In a strange symmetry, he lost in the third set of the ATP Finals summit clash for the second straight year after beating two of the Big Three. But the way he has elevated his game, especially against Djokovic and Nadal means he is now become a player to beat in their league. Sample this: Thiem is only the second player after Murray to win at least five matches against Djokovic, Nadal and Federer. Now that’s a uniquely telling yardstick of consistency in men’s tennis.
Rublev on the rise
In January, during a routine video interaction with Tennis TV, players said who they think will have a big year in 2020. Roger Federer answered “Rublev is going to do something special... he played great against me at Cincinnati, impressed me a lot there.”
The 23-year-old was ended as the player with the most individual ATP Tour titles in 2020. (Not counting ATP Cup for Djokovic). Admittedly, Rublev won ATP 500 and 250 titles where he didn’t play the biggest names, but he made his top 10 debut, qualified for ATP Finals and ended his season with a win against world No 3 Thiem in London. After a brief dip due to injury last year, this was a promising return for him and sets him up nicely for more highs in the coming season.

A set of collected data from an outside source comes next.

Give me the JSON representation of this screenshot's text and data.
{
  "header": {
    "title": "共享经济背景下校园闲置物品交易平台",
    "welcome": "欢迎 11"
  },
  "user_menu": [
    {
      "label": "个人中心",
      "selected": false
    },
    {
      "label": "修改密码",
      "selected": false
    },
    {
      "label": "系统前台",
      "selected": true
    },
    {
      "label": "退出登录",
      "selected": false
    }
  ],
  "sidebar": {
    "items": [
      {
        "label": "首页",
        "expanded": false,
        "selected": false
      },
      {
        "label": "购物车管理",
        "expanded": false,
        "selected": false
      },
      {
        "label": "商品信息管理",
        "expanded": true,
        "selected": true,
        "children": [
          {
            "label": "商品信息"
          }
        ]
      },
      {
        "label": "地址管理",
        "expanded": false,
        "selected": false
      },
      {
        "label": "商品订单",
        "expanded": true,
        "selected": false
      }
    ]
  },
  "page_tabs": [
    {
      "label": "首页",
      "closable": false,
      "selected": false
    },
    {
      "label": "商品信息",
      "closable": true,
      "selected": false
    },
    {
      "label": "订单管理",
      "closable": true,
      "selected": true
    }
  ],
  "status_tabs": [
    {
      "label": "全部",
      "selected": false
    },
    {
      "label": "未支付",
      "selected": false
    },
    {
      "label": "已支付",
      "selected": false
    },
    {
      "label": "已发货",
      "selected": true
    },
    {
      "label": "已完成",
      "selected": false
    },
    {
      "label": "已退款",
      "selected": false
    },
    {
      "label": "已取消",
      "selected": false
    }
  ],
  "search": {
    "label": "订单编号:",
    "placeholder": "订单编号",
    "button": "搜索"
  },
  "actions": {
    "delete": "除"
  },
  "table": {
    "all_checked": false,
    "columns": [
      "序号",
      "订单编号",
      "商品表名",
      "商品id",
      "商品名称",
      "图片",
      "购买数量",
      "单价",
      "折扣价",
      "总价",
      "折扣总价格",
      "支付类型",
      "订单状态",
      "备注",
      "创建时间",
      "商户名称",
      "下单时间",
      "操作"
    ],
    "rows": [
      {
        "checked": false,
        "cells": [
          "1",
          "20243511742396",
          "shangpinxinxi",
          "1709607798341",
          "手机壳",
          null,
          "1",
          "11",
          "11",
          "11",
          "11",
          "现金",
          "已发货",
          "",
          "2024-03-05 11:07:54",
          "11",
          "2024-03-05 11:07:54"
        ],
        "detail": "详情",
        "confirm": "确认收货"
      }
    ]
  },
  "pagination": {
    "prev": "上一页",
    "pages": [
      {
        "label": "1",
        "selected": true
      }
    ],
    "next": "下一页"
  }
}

Medvedev’s biggest career title – After a breakthrough 2019, the Russian had a torrid 2020 season for most part. But he ended the season-ending event with a record triumph – beating the top three players (and the three Major champions in 2020) to win his biggest career title so far. It was a special performance and a remarkable late comeback from the gritty Russian, setting himself up for a better 2021.
Zverev’s Slam graph – For so long seen as the future, Zverev finally made good on his promise at the highest level. At the Australian Open, the 23-year-old reached his first career Major semi-final and then his first final at US Open, going down to Thiem both times. The world No 7 also won two titles, his first in over a year, and reached Paris Masters final but his on-court success was shadowed by allegations of domestic violence in October.
Indian tennis moment of the year – Sumit Nagal’s US Open run
Sumit Nagal, who had made his Grand Slam debut as a qualifier against Federer at 2019 US Open, had more to cheer in New York. He became the first Indian in seven years, since Somdev Devvarman at the US Open in 2013, to win a singles match at a Grand Slam when he defeated American Bradley Klahn in the first round. This time, he gained direct entry by virtue of his world No 127 rank, as US Open had no qualifications and a spate of withdrawals due to health reasons. He went down in the second round to eventual champion Thiem, but not before playing a second time on the Arthur Ashe.